Market breadth was heavily skewed toward decliners, with a 4.7-to-1.0 ratio. Healthcare equities were among the stronger performers, albeit on a relative basis, while energy issues were among the weakest, primarily due to a decline in related commodities and weak performance from Marathon Petroleum (MPC).
In commodity news, oil prices fell throughout the day as traders discounted the geopolitical risk that had been priced in over the past few weeks. Elsewhere, U.S. Treasury bond yields were mixed ahead of the FOMC meeting, with short-term rates rising and long-term ones falling. The Chicago Board Options Exchange Volatility Index, or VIX, also known as the fear index, rose yesterday as traders priced in a higher amount of near-term stock price volatility. The Japanese yen currency moved towards 158 yen per dollar. This currency had reached a 34-year low on Monday, near 160 yen per dollar, before the Bank of Japan stepped in to defend the currency. This move affects the companies with significant operations in Japan.
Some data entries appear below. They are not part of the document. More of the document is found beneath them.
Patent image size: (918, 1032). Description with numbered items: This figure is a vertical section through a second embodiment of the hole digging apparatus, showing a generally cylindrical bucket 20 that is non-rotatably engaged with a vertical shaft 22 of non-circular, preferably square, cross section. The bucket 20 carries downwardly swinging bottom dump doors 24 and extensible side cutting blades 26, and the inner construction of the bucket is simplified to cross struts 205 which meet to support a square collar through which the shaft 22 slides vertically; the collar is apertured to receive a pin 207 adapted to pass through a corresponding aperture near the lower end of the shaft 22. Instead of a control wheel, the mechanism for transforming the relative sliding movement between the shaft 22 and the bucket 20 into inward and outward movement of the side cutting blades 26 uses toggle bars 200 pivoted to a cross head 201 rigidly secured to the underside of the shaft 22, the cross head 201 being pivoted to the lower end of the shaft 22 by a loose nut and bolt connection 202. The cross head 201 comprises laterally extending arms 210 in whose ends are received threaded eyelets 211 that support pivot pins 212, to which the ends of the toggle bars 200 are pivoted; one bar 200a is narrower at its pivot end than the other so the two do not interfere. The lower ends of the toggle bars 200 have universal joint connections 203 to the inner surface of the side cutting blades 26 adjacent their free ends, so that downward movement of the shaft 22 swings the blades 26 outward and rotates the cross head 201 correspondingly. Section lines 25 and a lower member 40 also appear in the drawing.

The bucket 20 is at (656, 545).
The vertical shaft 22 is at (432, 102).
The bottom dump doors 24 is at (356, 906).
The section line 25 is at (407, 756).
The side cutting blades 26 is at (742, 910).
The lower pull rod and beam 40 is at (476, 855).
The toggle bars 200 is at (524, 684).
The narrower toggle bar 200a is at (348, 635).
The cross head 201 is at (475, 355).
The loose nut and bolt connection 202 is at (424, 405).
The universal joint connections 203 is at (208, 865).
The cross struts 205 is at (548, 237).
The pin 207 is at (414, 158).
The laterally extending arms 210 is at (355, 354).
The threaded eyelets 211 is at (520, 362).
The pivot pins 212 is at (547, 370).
Several economic reports will be released in the days ahead, including initial jobless claims and U.S. productivity on Thursday. On Friday, the U.S. employment report, hourly wages, and the Institute for Supply Management Services Index will be released. Additionally, a few regional Fed Presidents will give remarks on the economy in the coming days and could provide further clarification to remarks given at today’s FOMC press conference.
Meanwhile, companies releasing quarterly earnings results soon will include Dow-30 components Amgen (AMGN) and Apple (AAPL) on Thursday. - John E. Seibert III
At the time of this article’s writing, the author held positions in one or more of the companies mentioned.